Le Tribunal administratif de Versailles a rejeté comme manifestement irrecevable la requête de M. B... contestant l'arrêté préfectoral l'informant de son signalement aux fins de non-admission dans le système d'information Schengen. Le juge a estimé que cette information, prévue à l'article L. 613-5 du code de l'entrée et du séjour des étrangers et du droit d'asile, ne constitue pas une décision distincte de l'interdiction de retour et n'est donc pas susceptible de faire l'objet d'un recours pour excès de pouvoir. La requête a été rejetée sur le fondement du 4° de l'article R. 222-1 du code de justice administrative.
Texte intégral
Vu la procédure suivante :
Par une requête enregistrée le 1er octobre 2025, M. A... B..., représenté par Me Harroch, demande au tribunal d’annuler l’arrêté du 17 juillet 2025 par lequel la préfète de l’Essonne l’a informé qu’il fait l’objet d’un signalement aux fins de non admission dans le système d’information Schengen.

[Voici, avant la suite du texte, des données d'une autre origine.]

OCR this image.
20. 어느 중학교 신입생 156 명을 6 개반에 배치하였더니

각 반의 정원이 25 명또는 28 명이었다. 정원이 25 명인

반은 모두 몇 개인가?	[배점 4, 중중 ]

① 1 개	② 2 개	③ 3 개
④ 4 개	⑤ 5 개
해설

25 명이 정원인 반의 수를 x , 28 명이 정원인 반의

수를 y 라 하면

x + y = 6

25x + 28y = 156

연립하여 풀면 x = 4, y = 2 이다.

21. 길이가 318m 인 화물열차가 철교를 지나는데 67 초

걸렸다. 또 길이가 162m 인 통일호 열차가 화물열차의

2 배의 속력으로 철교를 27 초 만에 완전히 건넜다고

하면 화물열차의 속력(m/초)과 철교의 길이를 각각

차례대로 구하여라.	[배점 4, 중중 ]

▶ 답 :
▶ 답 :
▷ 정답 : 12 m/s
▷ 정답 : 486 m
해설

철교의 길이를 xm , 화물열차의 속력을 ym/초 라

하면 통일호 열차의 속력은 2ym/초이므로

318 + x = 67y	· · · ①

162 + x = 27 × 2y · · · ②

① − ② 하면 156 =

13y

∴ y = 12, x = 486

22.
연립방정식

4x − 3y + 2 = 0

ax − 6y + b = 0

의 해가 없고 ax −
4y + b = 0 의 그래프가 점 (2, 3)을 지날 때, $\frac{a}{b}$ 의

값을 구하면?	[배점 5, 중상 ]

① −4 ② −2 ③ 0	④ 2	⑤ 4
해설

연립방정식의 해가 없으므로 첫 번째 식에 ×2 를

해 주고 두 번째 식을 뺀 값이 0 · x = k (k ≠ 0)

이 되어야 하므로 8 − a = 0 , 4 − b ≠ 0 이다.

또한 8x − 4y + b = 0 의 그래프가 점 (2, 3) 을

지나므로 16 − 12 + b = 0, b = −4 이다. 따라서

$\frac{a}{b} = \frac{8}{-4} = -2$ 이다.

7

Vu les autres pièces du dossier.
Vu :
- le code de l'entrée et du séjour des étrangers et du droit d'asile ;
- le code de justice administrative.
Considérant ce qui suit :
1. En vertu des dispositions du 4° de l’article R. 222-1 du code de justice administrative, les présidents de tribunal administratif peuvent rejeter par ordonnance les requêtes manifestement irrecevables, lorsque la juridiction n’est pas tenue d’inviter leur auteur à les régulariser.
2. Aux termes de l’article L. 613-5 du code de l’entrée et du séjour des étrangers et du droit d’asile : « L’étranger auquel est notifiée une interdiction de retour sur le territoire français est informé qu’il fait l’objet d’un signalement aux fins de non-admission dans le système d’information Schengen, conformément à l’article 24 du règlement (UE) n° 2018/1861 du Parlement européen et du Conseil du 28 novembre 2018 sur l’établissement, le fonctionnement et l’utilisation du système d’information Schengen (SIS) dans le domaine des vérifications aux frontières, modifiant la convention d’application de l’accord de Schengen et modifiant et abrogeant le règlement (CE) n° 1987/2006. / Les modalités de suppression du signalement de l’étranger en cas d’annulation ou d’abrogation de l’interdiction de retour sont fixées par voie réglementaire. ».
3. Il résulte des dispositions précitées que, lorsqu’elle prend à l’égard d’un étranger une décision d’interdiction de retour sur le territoire français ou prolonge l’interdiction de retour dont cet étranger fait l’objet, l’autorité administrative se borne à informer l’intéressé de son signalement aux fins de non admission dans le système d’information Schengen. Une telle information ne constitue pas une décision distincte de la mesure d’interdiction de retour et n’est, dès lors, pas susceptible de faire l’objet en tant que telle d’un recours pour excès de pouvoir. Par suite, les conclusions dirigés contre ce sont irrecevables et ne peuvent qu’être rejetées.
4. Par sa requête, M. B... conteste la décision de signalement aux fins de non-admission dans le système d’information Schengen dont il a fait l’objet. Cet acte, qui ne revêt qu’un caractère informatif, est insusceptible de recours. Par suite, la requête de M. shchter, qui est manifestement irrecevable, doit être rejetée en application des dispositions du 4° de l’article R. 222-1 du code de justice administrative
O R D O N N E :
Article 1er : La requête de M. B... est rejetée.
Article 2 : La présente ordonnance sera notifiée à M. A... B....
Fait à Versailles, le 27 novembre 2025.
La présidente,
Signé
J. Grand d’Esnon
La République mande et ordonne à la préfète de l’Essonne en ce qui la concerne ou à tous commissaires de justice à ce requis en ce qui concerne les voies de droit commun contre les parties privées de pourvoir à l'exécution de la présente décision.